あなぐらむ

ハン・ソロ/スター・ウォーズ・ストーリーのあなぐらむのレビュー・感想・評価

1.9
物語自体については「スター・ウォーズ」本線で主人公(ルークね)とヒロイン(レイア)が結ばれる王道の物語にしなかった事についての、それを書いたライター、ローレンス・カスダンなりの贖罪みたいなもんがこの「ハン・ソロ」なんかもしれんなと思う。誰もが最初の恋、永遠の人と、想う相手と結ばれるわけではない、という歳行ってからのアイロニーというか。まぁろくでもない人生だけどなハン・ソロ。子供に殺されるって最悪じゃん。

映画単体として観れば、無名だった「彼」が「ハン・ソロ」という名前を獲得していくことを考えるととてもしみじみとくる話だし、やはりここには孤児としてのアメリカ人(孤立した精神の、という意味で)の心象風景を、大宇宙を舞台にオリジナルがベースにおいた「西部劇」の味わいをしっかりと残して(大列車強盗!)、ランドやらお歴々とどうやって知り合っていくのかも見られるという事で、流石の名匠ロン・ハワードがリテイクしただけの事はある。

そう、リテイクである。
本作は元々フィル・ロードとクリストファー・ミラーの監督コンビが当初製作に携わりながら、途中でレイオフされてロン・ハワードとカスダン息子がどうにか形にした、もう何度書いてるか分からんがキャスリーン・ケネディという無能なボスの気まぐれの果てに出て来た産物である。エミリア・クラークってほんと作品に恵まれないよね(俺は「ターミネーター:新起動」好きだけどね)。
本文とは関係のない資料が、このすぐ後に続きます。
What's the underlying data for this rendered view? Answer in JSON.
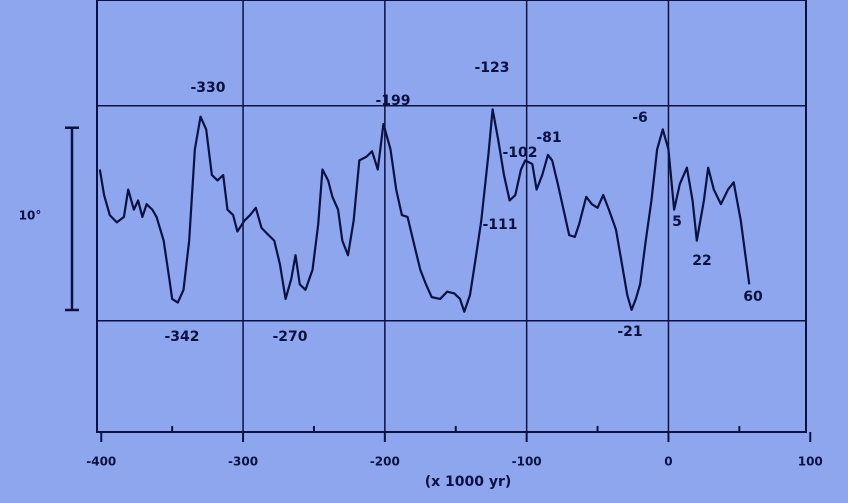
{
  "chart_data": {
    "type": "line",
    "x_label": "(x 1000 yr)",
    "xlim": [
      -403,
      97
    ],
    "ylim": [
      0,
      23.7
    ],
    "xticks": [
      -400,
      -300,
      -200,
      -100,
      0,
      100
    ],
    "xminorticks": [
      -350,
      -250,
      -150,
      -50,
      50
    ],
    "grid_x": [
      -300,
      -200,
      -100,
      0
    ],
    "grid_y": [
      6.1,
      17.9
    ],
    "scale_bar": {
      "label": "10°",
      "value": 10
    },
    "series": [
      {
        "color": "#0b1140",
        "x": [
          -401,
          -398,
          -394,
          -389,
          -384,
          -381,
          -377,
          -374,
          -371,
          -368,
          -364,
          -361,
          -356,
          -352,
          -350,
          -346,
          -342,
          -338,
          -334,
          -330,
          -326,
          -322,
          -318,
          -314,
          -311,
          -307,
          -304,
          -299,
          -295,
          -291,
          -287,
          -282,
          -278,
          -274,
          -270,
          -266,
          -263,
          -260,
          -256,
          -251,
          -247,
          -244,
          -240,
          -237,
          -233,
          -230,
          -226,
          -222,
          -218,
          -213,
          -209,
          -205,
          -201,
          -196,
          -192,
          -188,
          -184,
          -180,
          -175,
          -171,
          -167,
          -161,
          -156,
          -151,
          -147,
          -144,
          -140,
          -136,
          -132,
          -127,
          -124,
          -120,
          -116,
          -112,
          -108,
          -104,
          -101,
          -96,
          -93,
          -89,
          -85,
          -82,
          -78,
          -74,
          -70,
          -66,
          -63,
          -58,
          -54,
          -50,
          -46,
          -42,
          -37,
          -33,
          -29,
          -26,
          -23,
          -20,
          -16,
          -12,
          -8,
          -4,
          0,
          4,
          8,
          13,
          17,
          20,
          25,
          28,
          32,
          37,
          42,
          46,
          51,
          57
        ],
        "values": [
          14.4,
          13.0,
          11.9,
          11.5,
          11.8,
          13.3,
          12.2,
          12.7,
          11.8,
          12.5,
          12.2,
          11.8,
          10.5,
          8.4,
          7.3,
          7.1,
          7.8,
          10.5,
          15.5,
          17.3,
          16.6,
          14.1,
          13.8,
          14.1,
          12.2,
          11.9,
          11.0,
          11.6,
          11.9,
          12.3,
          11.2,
          10.8,
          10.5,
          9.2,
          7.3,
          8.4,
          9.7,
          8.1,
          7.8,
          8.9,
          11.4,
          14.4,
          13.8,
          12.9,
          12.2,
          10.5,
          9.7,
          11.6,
          14.9,
          15.1,
          15.4,
          14.4,
          16.9,
          15.5,
          13.3,
          11.9,
          11.8,
          10.5,
          8.9,
          8.1,
          7.4,
          7.3,
          7.7,
          7.6,
          7.3,
          6.6,
          7.5,
          9.5,
          11.6,
          15.2,
          17.7,
          16.0,
          14.1,
          12.7,
          13.0,
          14.4,
          14.9,
          14.7,
          13.3,
          14.1,
          15.2,
          14.9,
          13.6,
          12.2,
          10.8,
          10.7,
          11.4,
          12.9,
          12.5,
          12.3,
          13.0,
          12.2,
          11.1,
          9.3,
          7.5,
          6.7,
          7.3,
          8.1,
          10.5,
          12.7,
          15.5,
          16.6,
          15.5,
          12.2,
          13.6,
          14.5,
          12.7,
          10.5,
          12.7,
          14.5,
          13.3,
          12.5,
          13.3,
          13.7,
          11.6,
          8.1
        ]
      }
    ],
    "annotations": [
      "-330",
      "-199",
      "-123",
      "-81",
      "-102",
      "-111",
      "-6",
      "5",
      "22",
      "60",
      "-342",
      "-270",
      "-21"
    ]
  }
}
若い頃のハンを演じたオールデン・エアエンライクは中々いい感じで、よくオーディションで見つけたなと思うが後が続かん感じだね。こう、だめんずならぬ悪女に囚われてしまった優男を巧く演じていた。
ウディ・ハレルソンが味わいのある芝居を見せるし、しかしこれどこからどこまでを信じていいのか、殆ど撮り直しとは言うけど昔ならアラン・スミシーフィルムでもおかしくない。事情を知らなければ面白いというかもしれんけど、どっか雑に見えるのは確かだ。

「最後のジェダイ」のあとがこれっていうのは、本当にルーカス・フィルムは眼の前の物語、神話を丁寧に扱おうとは絶対にしてなかったと思う。映画ってのはプロダクションのものでは勿論あろうが、監督の「クリエィティビティ」を尊重するなら、監督権を与えた側も責任を取らないと、こういう現場サイドの不幸はずっと繰り返されるだろう。ルーカスなんか言えよお前。
こういうのはお客が許していてはいけないのだ。しっかりとペイしないという意思表示が必要なんである。